米調査会社ガートナーの予測では、2017年にCMO(最高マーケティング責任者)のIT予算がCIO(最高情報責任者)のそれを上回るとしており、米IBMのバージニア・ロメッティ会長兼CEOはこうした変化を、第3世代のコンピューティングの到来と位置付ける。オフィスに計算機が導入された第一世代、業務の効率化に活用された第2世代に続き、第3世代ではビジネスの成長やビジネスそのものの革新にコンピューティングが重要な役割を占めるようになる。

 端的な例が、マーケティングの領域だ。消費者の購買行動は、ソーシャル、モバイル、ウェブといった多様な情報源の影響を受けて変わってきている。従来のような企業が発信するメッセージは消費者に届きにくくなってきた。
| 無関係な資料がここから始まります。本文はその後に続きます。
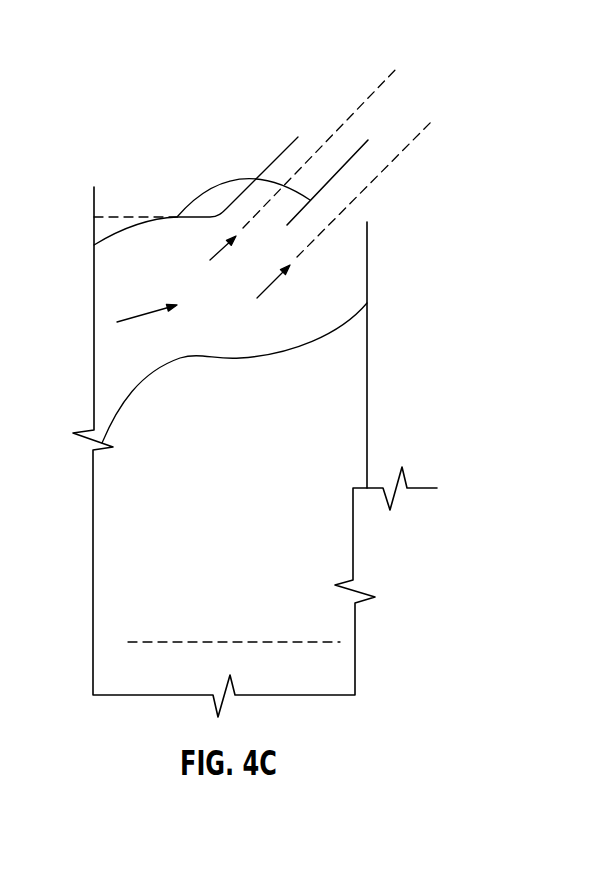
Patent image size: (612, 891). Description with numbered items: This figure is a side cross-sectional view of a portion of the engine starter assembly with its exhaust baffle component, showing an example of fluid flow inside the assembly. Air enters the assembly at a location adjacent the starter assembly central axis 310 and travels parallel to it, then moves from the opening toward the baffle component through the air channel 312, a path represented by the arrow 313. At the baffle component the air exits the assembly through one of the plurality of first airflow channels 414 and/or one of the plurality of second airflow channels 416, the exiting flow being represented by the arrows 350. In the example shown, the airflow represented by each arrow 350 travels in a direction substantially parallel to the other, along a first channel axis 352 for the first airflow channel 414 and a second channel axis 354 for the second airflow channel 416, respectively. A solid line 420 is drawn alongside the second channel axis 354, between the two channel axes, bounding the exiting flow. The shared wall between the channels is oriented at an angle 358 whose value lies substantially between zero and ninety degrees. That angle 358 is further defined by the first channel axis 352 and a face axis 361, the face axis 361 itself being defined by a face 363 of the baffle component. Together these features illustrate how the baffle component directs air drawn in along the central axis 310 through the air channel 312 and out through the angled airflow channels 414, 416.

それどころか、消費者にとって適切なタイミングで発信されないメッセージは、むしろその企業に対しマイナスな反応をも引き起こしている。企業と消費者の力関係は逆転し、ビジネスは「チーフ・エグゼクティブ・カスタマー」を中心に動かす時代になったと言われる。

 マーケティング活動、さらには企業のビジネスモデルそのものを社会の変化に合わせて変えていく。そうした企業のために、IBMはグローバルレベルの活動として「スマーター・コマース」を提唱し、顧客を中心においた4つのビジネス領域をサポートするソリューションを展開している。

 その4つの領域とは、マーケティング(Market)、販売(Sell)、サービス(Service)、購買(Buy)だ。

ビジネスを動かす「チーフ・エグゼクティブ・カスタマー」にいかに対応するか

「マーケティング」であれば、一人ひとりの“個客”に対応した、ニーズの把握と、適切なタイミングでのパーソナライズされた働きかけがソリューションとなる。小売業なら店舗、インターネット、モバイル、ソーシャル、コールセンターなどのさまざまなチャネルを最適に構成するオムニチャネルの実現がカギになってくる。

「販売」もまたオムニチャネルで、消費者の購買ニーズに適切に対応する、いつでもどこでもの販売を可能にすることが求められている。さらには、注文に対する供給体制も、持ち帰り、自宅に送る、コンビニに送る、店舗に送る、勤務先に送るなど、多様化するニーズに対応することが重要になる。

「サービス」では、購入後のアフターサービス段階における顧客満足こそが、顧客をロイヤリティの高い上得意客へと育成していくうえで必要な視点となる。

「購買」も、近年においてはますます企業の競争優位性につながる要素となってきた。コストを重視する購買だけではなく、一次サプライヤーだけでなく、2次、3次のサプライヤーのリスクも加味した購買活動を確立することが、よりスマートな購買・調達につながる。